Now for some common questions from most players. How is the vibration in Cybershape? The vibration is really minimal! This has the finest feeling of all Stiga composite blades right now and never had excessive vibrations. Does the Cybershape help players hit better with its increased hitting area? Yes and no. If your hitting area is scattered, the large sweet spot will help you in a way but for trained players usually the ball hits an area of 2x2 inches or more or less 3x3 inches for most trained players in the middle of the blade head so I do not think it matters a lot.

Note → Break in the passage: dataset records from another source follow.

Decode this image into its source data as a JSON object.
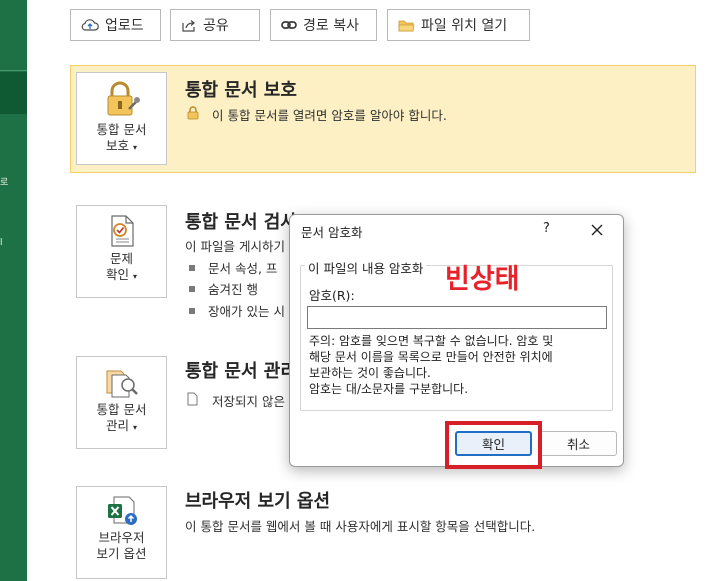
{
  "toolbar": {
    "upload": "업로드",
    "share": "공유",
    "copy_path": "경로 복사",
    "open_location": "파일 위치 열기"
  },
  "sidebar": {
    "fragments": [
      "로",
      "l"
    ]
  },
  "protect": {
    "button_line1": "통합 문서",
    "button_line2": "보호",
    "title": "통합 문서 보호",
    "desc": "이 통합 문서를 열려면 암호를 알아야 합니다."
  },
  "inspect": {
    "button_line1": "문제",
    "button_line2": "확인",
    "title": "통합 문서 검사",
    "desc": "이 파일을 게시하기",
    "bullets": [
      "문서 속성, 프",
      "숨겨진 행",
      "장애가 있는 시"
    ]
  },
  "manage": {
    "button_line1": "통합 문서",
    "button_line2": "관리",
    "title": "통합 문서 관리",
    "desc": "저장되지 않은"
  },
  "browser": {
    "button_line1": "브라우저",
    "button_line2": "보기 옵션",
    "title": "브라우저 보기 옵션",
    "desc": "이 통합 문서를 웹에서 볼 때 사용자에게 표시할 항목을 선택합니다."
  },
  "dialog": {
    "title": "문서 암호화",
    "help": "?",
    "group_title": "이 파일의 내용 암호화",
    "password_label": "암호(R):",
    "password_value": "",
    "warning": "주의: 암호를 잊으면 복구할 수 없습니다. 암호 및\n해당 문서 이름을 목록으로 만들어 안전한 위치에\n보관하는 것이 좋습니다.\n암호는 대/소문자를 구분합니다.",
    "ok": "확인",
    "cancel": "취소"
  },
  "annotation": {
    "label": "빈상태",
    "color": "#e8212b"
  },
  "colors": {
    "sidebar": "#1e7145",
    "highlight_bg": "#fdf0c4",
    "highlight_border": "#f2cf6a"
  }
}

Can you use rubbers from normal shaped blades to the Cybershape? I know people have concerns about transferring and reusing rubbers due to the unique shape of the Cybershape but only rubbers from large headed blades like defensive blades could be reused with the Cybershape. Do the angled or pointed sides of the blade hit the table when doing short strokes like dropshots or flicks? I do not think so as I have not experienced it. I did hit the angled side of the blade with the ball but it was more due to timing because the blade was lighter than my original setup.
Stiga took a lot of risks business-wise in making this blade and in my opinion, they succeeded! I have been told Stiga sold a lot of Cybershape blades after Truls Moregard reached the finals. Some would argue that he is a pro and he can use any blade but we can also argue the other way around that the blade really plays well and I believe it goes beyond the shape. I am more focused on how it plays as what I was pointing before. This is a great blade if you can look past the unconventional shape. I have seen some blade makers online follow the shape of the blade so it might be something! Overall, this blade will not disappoint you in terms of performance and feel.